の4つです。太陽から放射された軟X線は、ゲルマニウムの湾曲結晶でブラッグ反射し、一次元位置感応型のガス比例計数管で検出されます。
 一般に、結晶に入射する軟X線は、それぞれの波長に対して、結晶の格子間隔で決定されるブラッグ角を満たす場合にのみ反射されます。この結晶に対する軟X線の入射角を変化させることにより、軟X線スペクトルを観測できます。前極大期では,「ひのとり」衛星自身が太陽を「藪睨み」しながら回転してスペクトルを観測していました。これにより入射角を変化させてスペクトルを取得していたのです。それに対して「SMM」では、衛星自身を回転させずに、湾曲結晶を用いてスペクトルを観測しました。太陽から放射されるある波長の軟X線が、結晶の特定の位置に対してのみブラッグ角を満たすようにしたのです。「ようこう」では「SMM」の方式を採用し、さらに湾曲結晶を大きくすることにより、検出感度を向上させました。

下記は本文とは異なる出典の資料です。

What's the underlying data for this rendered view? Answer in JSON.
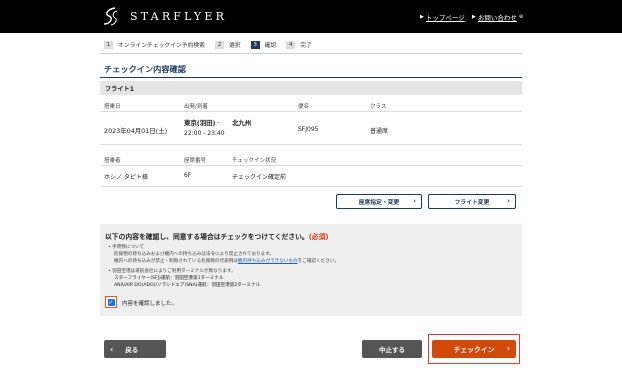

 一次元位置感応型の比例計数管は、ウェッジ=ウェッジ・カソード読みだし方式を採用しました。ウェッジ=ウェッジ・カソードとは、2枚の鋸型のカソードを接しないように噛み合わせたものです。波長分解能等の検出器の性能を向上させるために多重アノードを採用しています。ステンレス製の容器内にそのカソードとアノードを据え付けて,そこにキセノンと二酸化炭素のガスが封入されています。そして、2枚のカソードから得られる電流の比から軟X線が入射した位置を特定し、湾曲結晶の性質と組み合わせて、その入射した軟X線の波長を同定するのです。